分布式系统

论文笔记

MapReduce

GFS

Operations

操作支持:We support the usual operations to create, delete, open, close, read,andwrite files. Moreover, GFS has snapshot and record append operations. (快照 和 记录添加操作)

master

master存储信息:The master maintains all file system metadata.
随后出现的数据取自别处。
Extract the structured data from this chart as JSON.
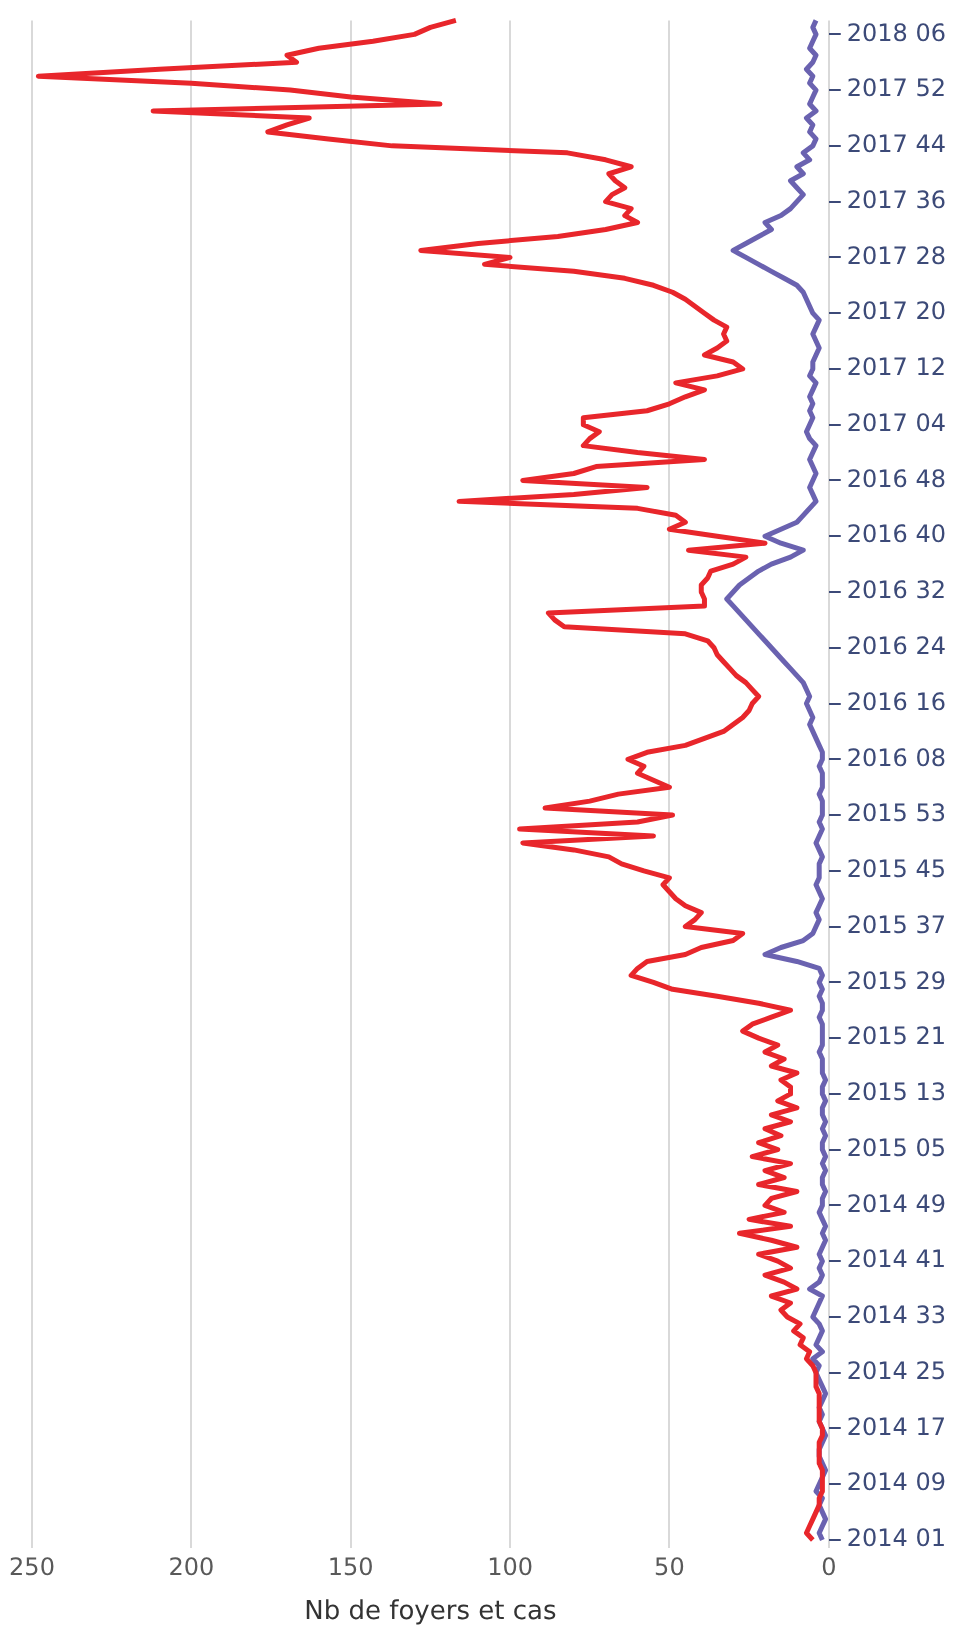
{
  "chart_data": {
    "type": "line",
    "orientation": "horizontal",
    "xlabel": "Nb de foyers et cas",
    "xlim": [
      250,
      0
    ],
    "xticks": [
      250,
      200,
      150,
      100,
      50,
      0
    ],
    "grid": "x",
    "legend": false,
    "marker": "none",
    "categories": [
      null,
      null,
      "2018 06",
      null,
      null,
      null,
      null,
      null,
      null,
      null,
      "2017 52",
      null,
      null,
      null,
      null,
      null,
      null,
      null,
      "2017 44",
      null,
      null,
      null,
      null,
      null,
      null,
      null,
      "2017 36",
      null,
      null,
      null,
      null,
      null,
      null,
      null,
      "2017 28",
      null,
      null,
      null,
      null,
      null,
      null,
      null,
      "2017 20",
      null,
      null,
      null,
      null,
      null,
      null,
      null,
      "2017 12",
      null,
      null,
      null,
      null,
      null,
      null,
      null,
      "2017 04",
      null,
      null,
      null,
      null,
      null,
      null,
      null,
      "2016 48",
      null,
      null,
      null,
      null,
      null,
      null,
      null,
      "2016 40",
      null,
      null,
      null,
      null,
      null,
      null,
      null,
      "2016 32",
      null,
      null,
      null,
      null,
      null,
      null,
      null,
      "2016 24",
      null,
      null,
      null,
      null,
      null,
      null,
      null,
      "2016 16",
      null,
      null,
      null,
      null,
      null,
      null,
      null,
      "2016 08",
      null,
      null,
      null,
      null,
      null,
      null,
      null,
      "2015 53",
      null,
      null,
      null,
      null,
      null,
      null,
      null,
      "2015 45",
      null,
      null,
      null,
      null,
      null,
      null,
      null,
      "2015 37",
      null,
      null,
      null,
      null,
      null,
      null,
      null,
      "2015 29",
      null,
      null,
      null,
      null,
      null,
      null,
      null,
      "2015 21",
      null,
      null,
      null,
      null,
      null,
      null,
      null,
      "2015 13",
      null,
      null,
      null,
      null,
      null,
      null,
      null,
      "2015 05",
      null,
      null,
      null,
      null,
      null,
      null,
      null,
      "2014 49",
      null,
      null,
      null,
      null,
      null,
      null,
      null,
      "2014 41",
      null,
      null,
      null,
      null,
      null,
      null,
      null,
      "2014 33",
      null,
      null,
      null,
      null,
      null,
      null,
      null,
      "2014 25",
      null,
      null,
      null,
      null,
      null,
      null,
      null,
      "2014 17",
      null,
      null,
      null,
      null,
      null,
      null,
      null,
      "2014 09",
      null,
      null,
      null,
      null,
      null,
      null,
      null,
      "2014 01"
    ],
    "series": [
      {
        "color": "#e8262b",
        "values": [
          117,
          125,
          130,
          143,
          160,
          170,
          167,
          210,
          248,
          200,
          169,
          150,
          122,
          212,
          163,
          170,
          176,
          157,
          137,
          82,
          70,
          62,
          69,
          67,
          64,
          68,
          70,
          62,
          64,
          60,
          70,
          85,
          110,
          128,
          100,
          108,
          80,
          64,
          55,
          49,
          45,
          42,
          39,
          36,
          32,
          33,
          32,
          35,
          39,
          30,
          27,
          35,
          48,
          39,
          45,
          50,
          57,
          77,
          77,
          72,
          75,
          77,
          60,
          39,
          73,
          80,
          96,
          57,
          80,
          116,
          60,
          48,
          45,
          50,
          35,
          20,
          44,
          26,
          30,
          37,
          38,
          40,
          40,
          39,
          39,
          88,
          86,
          83,
          45,
          38,
          36,
          35,
          33,
          31,
          29,
          26,
          24,
          22,
          24,
          25,
          27,
          30,
          33,
          39,
          45,
          57,
          63,
          58,
          60,
          55,
          50,
          66,
          75,
          89,
          49,
          60,
          97,
          55,
          96,
          80,
          69,
          65,
          58,
          50,
          52,
          50,
          48,
          45,
          40,
          42,
          45,
          27,
          30,
          40,
          45,
          57,
          60,
          62,
          55,
          49,
          35,
          22,
          12,
          18,
          24,
          27,
          22,
          16,
          20,
          14,
          18,
          10,
          15,
          12,
          12,
          16,
          10,
          18,
          12,
          20,
          15,
          22,
          16,
          24,
          12,
          20,
          14,
          22,
          10,
          18,
          20,
          14,
          25,
          12,
          28,
          18,
          10,
          22,
          16,
          12,
          20,
          14,
          10,
          18,
          12,
          15,
          13,
          9,
          11,
          8,
          9,
          6,
          7,
          5,
          4,
          4,
          4,
          3,
          3,
          3,
          3,
          3,
          2,
          2,
          3,
          3,
          3,
          3,
          2,
          2,
          2,
          2,
          3,
          3,
          4,
          5,
          6,
          7,
          5
        ]
      },
      {
        "color": "#6a62b0",
        "values": [
          4,
          5,
          4,
          5,
          6,
          4,
          5,
          7,
          5,
          6,
          4,
          5,
          6,
          4,
          7,
          5,
          6,
          4,
          5,
          8,
          6,
          10,
          8,
          12,
          10,
          8,
          10,
          12,
          15,
          20,
          18,
          22,
          26,
          30,
          26,
          22,
          18,
          14,
          10,
          8,
          7,
          6,
          5,
          3,
          4,
          5,
          4,
          3,
          4,
          5,
          5,
          6,
          4,
          5,
          6,
          5,
          6,
          5,
          6,
          7,
          6,
          4,
          5,
          6,
          5,
          4,
          5,
          6,
          5,
          4,
          6,
          8,
          10,
          15,
          20,
          15,
          8,
          12,
          18,
          22,
          25,
          28,
          30,
          32,
          30,
          28,
          26,
          24,
          22,
          20,
          18,
          16,
          14,
          12,
          10,
          8,
          7,
          6,
          7,
          6,
          5,
          6,
          5,
          4,
          3,
          2,
          2,
          3,
          2,
          2,
          2,
          3,
          2,
          2,
          2,
          3,
          2,
          3,
          4,
          3,
          2,
          3,
          3,
          3,
          4,
          3,
          2,
          3,
          4,
          3,
          4,
          5,
          8,
          15,
          20,
          10,
          3,
          2,
          3,
          2,
          3,
          2,
          2,
          3,
          2,
          2,
          2,
          2,
          3,
          2,
          2,
          2,
          1,
          2,
          2,
          1,
          2,
          2,
          1,
          2,
          1,
          2,
          2,
          1,
          2,
          1,
          2,
          2,
          1,
          2,
          2,
          3,
          2,
          1,
          2,
          1,
          2,
          3,
          2,
          3,
          2,
          3,
          6,
          2,
          3,
          4,
          5,
          3,
          2,
          3,
          4,
          2,
          5,
          3,
          4,
          3,
          2,
          1,
          2,
          3,
          2,
          3,
          2,
          1,
          2,
          3,
          3,
          2,
          1,
          2,
          3,
          4,
          2,
          3,
          2,
          1,
          2,
          3,
          2
        ]
      }
    ]
  }
}
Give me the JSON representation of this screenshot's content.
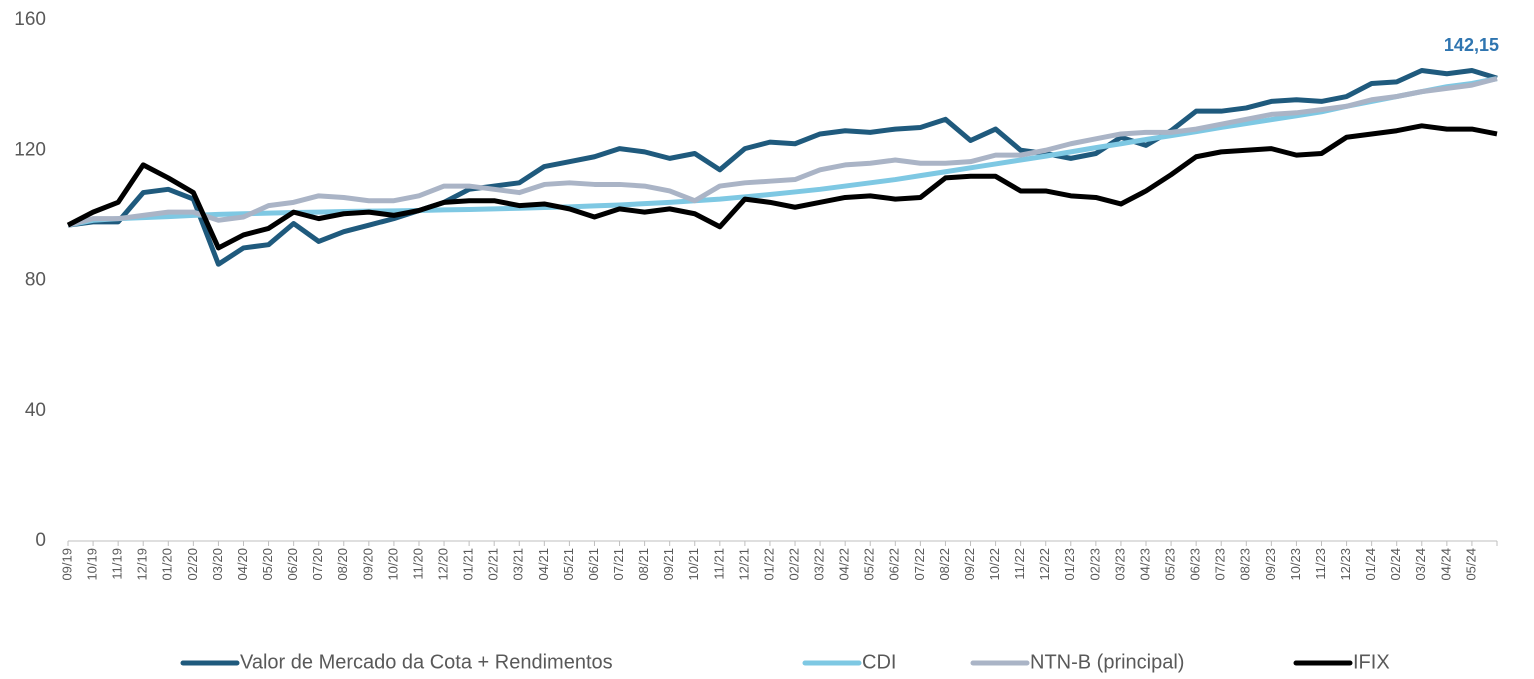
{
  "chart_data": {
    "type": "line",
    "categories": [
      "09/19",
      "10/19",
      "11/19",
      "12/19",
      "01/20",
      "02/20",
      "03/20",
      "04/20",
      "05/20",
      "06/20",
      "07/20",
      "08/20",
      "09/20",
      "10/20",
      "11/20",
      "12/20",
      "01/21",
      "02/21",
      "03/21",
      "04/21",
      "05/21",
      "06/21",
      "07/21",
      "08/21",
      "09/21",
      "10/21",
      "11/21",
      "12/21",
      "01/22",
      "02/22",
      "03/22",
      "04/22",
      "05/22",
      "06/22",
      "07/22",
      "08/22",
      "09/22",
      "10/22",
      "11/22",
      "12/22",
      "01/23",
      "02/23",
      "03/23",
      "04/23",
      "05/23",
      "06/23",
      "07/23",
      "08/23",
      "09/23",
      "10/23",
      "11/23",
      "12/23",
      "01/24",
      "02/24",
      "03/24",
      "04/24",
      "05/24",
      null
    ],
    "series": [
      {
        "name": "Valor de Mercado da Cota + Rendimentos",
        "color": "#1f5a7d",
        "values": [
          97,
          98,
          98,
          107,
          108,
          105,
          85,
          90,
          91,
          97.5,
          92,
          95,
          97,
          99,
          101.5,
          104,
          108,
          109,
          110,
          115,
          116.5,
          118,
          120.5,
          119.5,
          117.5,
          119,
          114,
          120.5,
          122.5,
          122,
          125,
          126,
          125.5,
          126.5,
          127,
          129.5,
          123,
          126.5,
          120,
          119,
          117.5,
          119,
          124,
          121.5,
          126,
          132,
          132,
          133,
          135,
          135.5,
          135,
          136.5,
          140.5,
          141,
          144.5,
          143.5,
          144.5,
          142.15
        ]
      },
      {
        "name": "CDI",
        "color": "#7ec8e3",
        "values": [
          97,
          98.5,
          99,
          99.3,
          99.6,
          100,
          100.3,
          100.5,
          100.7,
          100.9,
          101,
          101.2,
          101.3,
          101.4,
          101.5,
          101.7,
          101.8,
          102,
          102.2,
          102.4,
          102.6,
          102.9,
          103.2,
          103.6,
          104,
          104.5,
          105,
          105.7,
          106.4,
          107.2,
          108,
          109,
          110,
          111,
          112.2,
          113.4,
          114.6,
          115.8,
          117,
          118.2,
          119.5,
          120.8,
          122,
          123.3,
          124.5,
          125.7,
          127,
          128.2,
          129.4,
          130.6,
          131.8,
          133.5,
          135,
          136.5,
          138,
          139.5,
          140.5,
          142
        ]
      },
      {
        "name": "NTN-B (principal)",
        "color": "#aab4c6",
        "values": [
          97,
          99,
          99,
          100,
          101,
          101,
          98.5,
          99.5,
          103,
          104,
          106,
          105.5,
          104.5,
          104.5,
          106,
          109,
          109,
          108,
          107,
          109.5,
          110,
          109.5,
          109.5,
          109,
          107.5,
          104.5,
          109,
          110,
          110.5,
          111,
          114,
          115.5,
          116,
          117,
          116,
          116,
          116.5,
          118.5,
          118.5,
          120,
          122,
          123.5,
          125,
          125.5,
          125.5,
          126.5,
          128,
          129.5,
          131,
          131.5,
          132.5,
          133.5,
          135.5,
          136.5,
          138,
          139,
          140,
          142
        ]
      },
      {
        "name": "IFIX",
        "color": "#000000",
        "values": [
          97,
          101,
          104,
          115.5,
          111.5,
          107,
          90,
          94,
          96,
          101,
          99,
          100.5,
          101,
          100,
          101.5,
          104,
          104.5,
          104.5,
          103,
          103.5,
          102,
          99.5,
          102,
          101,
          102,
          100.5,
          96.5,
          105,
          104,
          102.5,
          104,
          105.5,
          106,
          105,
          105.5,
          111.5,
          112,
          112,
          107.5,
          107.5,
          106,
          105.5,
          103.5,
          107.5,
          112.5,
          118,
          119.5,
          120,
          120.5,
          118.5,
          119,
          124,
          125,
          126,
          127.5,
          126.5,
          126.5,
          125
        ]
      }
    ],
    "ylim": [
      0,
      160
    ],
    "yticks": [
      0,
      40,
      80,
      120,
      160
    ],
    "grid": false,
    "legend": "bottom",
    "annotation": "142,15",
    "annotation_color": "#2f75b0"
  }
}
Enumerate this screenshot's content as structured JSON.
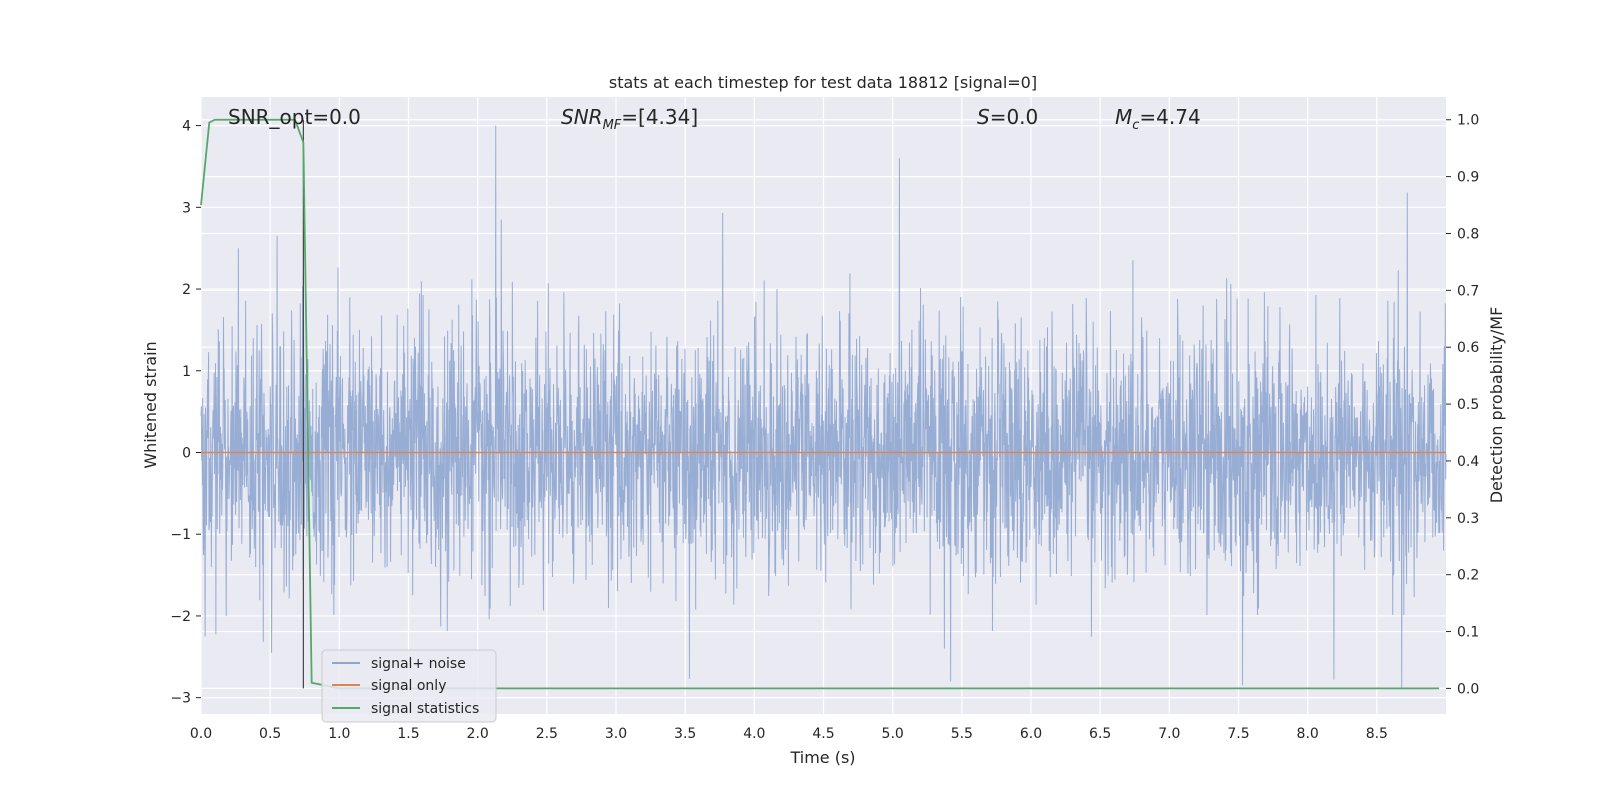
{
  "chart_data": {
    "type": "line",
    "title": "stats at each timestep for test data 18812 [signal=0]",
    "xlabel": "Time (s)",
    "ylabel_left": "Whitened strain",
    "ylabel_right": "Detection probability/MF",
    "xlim": [
      0.0,
      9.0
    ],
    "ylim_left": [
      -3.2,
      4.35
    ],
    "ylim_right": [
      -0.045,
      1.04
    ],
    "x_ticks": [
      "0.0",
      "0.5",
      "1.0",
      "1.5",
      "2.0",
      "2.5",
      "3.0",
      "3.5",
      "4.0",
      "4.5",
      "5.0",
      "5.5",
      "6.0",
      "6.5",
      "7.0",
      "7.5",
      "8.0",
      "8.5"
    ],
    "x_tick_values": [
      0.0,
      0.5,
      1.0,
      1.5,
      2.0,
      2.5,
      3.0,
      3.5,
      4.0,
      4.5,
      5.0,
      5.5,
      6.0,
      6.5,
      7.0,
      7.5,
      8.0,
      8.5
    ],
    "y_ticks_left": [
      "−3",
      "−2",
      "−1",
      "0",
      "1",
      "2",
      "3",
      "4"
    ],
    "y_tick_values_left": [
      -3,
      -2,
      -1,
      0,
      1,
      2,
      3,
      4
    ],
    "y_ticks_right": [
      "0.0",
      "0.1",
      "0.2",
      "0.3",
      "0.4",
      "0.5",
      "0.6",
      "0.7",
      "0.8",
      "0.9",
      "1.0"
    ],
    "y_tick_values_right": [
      0.0,
      0.1,
      0.2,
      0.3,
      0.4,
      0.5,
      0.6,
      0.7,
      0.8,
      0.9,
      1.0
    ],
    "grid": true,
    "legend_position": "lower-left",
    "annotations": {
      "snr_opt": "SNR_opt=0.0",
      "snr_mf_main": "SNR",
      "snr_mf_sub": "MF",
      "snr_mf_value": "=[4.34]",
      "s_main": "S",
      "s_value": "=0.0",
      "mc_main": "M",
      "mc_sub": "c",
      "mc_value": "=4.74"
    },
    "marker_line_x": 0.74,
    "series": [
      {
        "name": "signal+ noise",
        "axis": "left",
        "color": "#8fa6d0",
        "kind": "noise",
        "noise_sigma": 0.75,
        "x_range": [
          0.0,
          9.0
        ],
        "peaks": [
          {
            "x": 2.13,
            "y": 4.0
          },
          {
            "x": 5.05,
            "y": 3.6
          },
          {
            "x": 8.72,
            "y": 3.18
          },
          {
            "x": 3.77,
            "y": 2.93
          },
          {
            "x": 2.17,
            "y": 2.85
          },
          {
            "x": 0.55,
            "y": 2.65
          },
          {
            "x": 0.27,
            "y": 2.5
          },
          {
            "x": 0.74,
            "y": 2.17
          },
          {
            "x": 8.68,
            "y": -2.88
          },
          {
            "x": 7.53,
            "y": -2.85
          },
          {
            "x": 3.53,
            "y": -2.77
          },
          {
            "x": 5.42,
            "y": -2.8
          },
          {
            "x": 8.19,
            "y": -2.78
          },
          {
            "x": 0.51,
            "y": -2.45
          },
          {
            "x": 0.03,
            "y": -2.25
          }
        ]
      },
      {
        "name": "signal only",
        "axis": "left",
        "color": "#dd8452",
        "kind": "constant",
        "x": [
          0.0,
          9.0
        ],
        "y": [
          0.0,
          0.0
        ]
      },
      {
        "name": "signal statistics",
        "axis": "right",
        "color": "#55a868",
        "kind": "line",
        "x": [
          0.0,
          0.06,
          0.1,
          0.2,
          0.3,
          0.4,
          0.5,
          0.6,
          0.68,
          0.74,
          0.8,
          1.0,
          2.0,
          3.0,
          4.0,
          5.0,
          6.0,
          7.0,
          8.0,
          8.95
        ],
        "y": [
          0.85,
          0.995,
          1.0,
          1.0,
          1.0,
          1.0,
          1.0,
          1.0,
          1.0,
          0.96,
          0.01,
          0.0,
          0.0,
          0.0,
          0.0,
          0.0,
          0.0,
          0.0,
          0.0,
          0.0
        ]
      }
    ]
  }
}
This includes the namespace, access control information, the mapping from files to chunks, and the current locations of chunks.

Metadata

metadata: the file and chunk namespaces, the mapping from files to chunks, and the locations of each chunk’s replicas.

chunk namespaces, the mapping from files to chunks – 持久化保存,通过日志进行复制备份,防止宕机

chunk location information – 不持久化保存,master启动时获取信息,所以宕机也没事 (request the data from chunkservers at startup, and periodically thereafter.)

master内存瓶颈问题:If necessary to support even larger file systems, the cost of adding extra memory to the master is a small price; 64KB 保存 64MB的chunk,但是一般用不到64KB

Chunk Locations

chunk location information : 启动时获取,此后通过 HeartBeat Message保持;

原因:

1、This eliminated the problem of keeping the master and chunkservers in sync as chunkservers join and leave the cluster, change names, fail, restart, and so on. (保持master 和 chunkServer的一致性,当遇到问题:加入、离开、改变name,失败,重启等问题)

2、理解这种设计决策的另一种方法是认识到一个块服务器对它在自己的磁盘上做什么或没有什么块拥有最终的决定权

Operation Log

目的:记录信息和 并发操作 :Not only is it the only persistent record of metadata, but it also serves as a logical time line that defines the order of concurrent operations.

checkpoints

cache

Client 和 ChunkServers 不缓存文件。

原因:Client 无法消除缓存一致性问题

ChunkServers :本地保存,Linux的buffer已经有频繁访问的数据 (部分已经缓存)

read/write : Clients never read and write file data through the master

ChunkSize : 64MB

优点:

1、reduces clients’ need to interact with the master

2、reduce network overhead by keeping a persistent TCP connection

3、reduces the size of the metadata stored on the master.

缺点:

1、hot spots :小文件被高频访问; 解决办法:our applications mostly read large multi-chunk files sequentially.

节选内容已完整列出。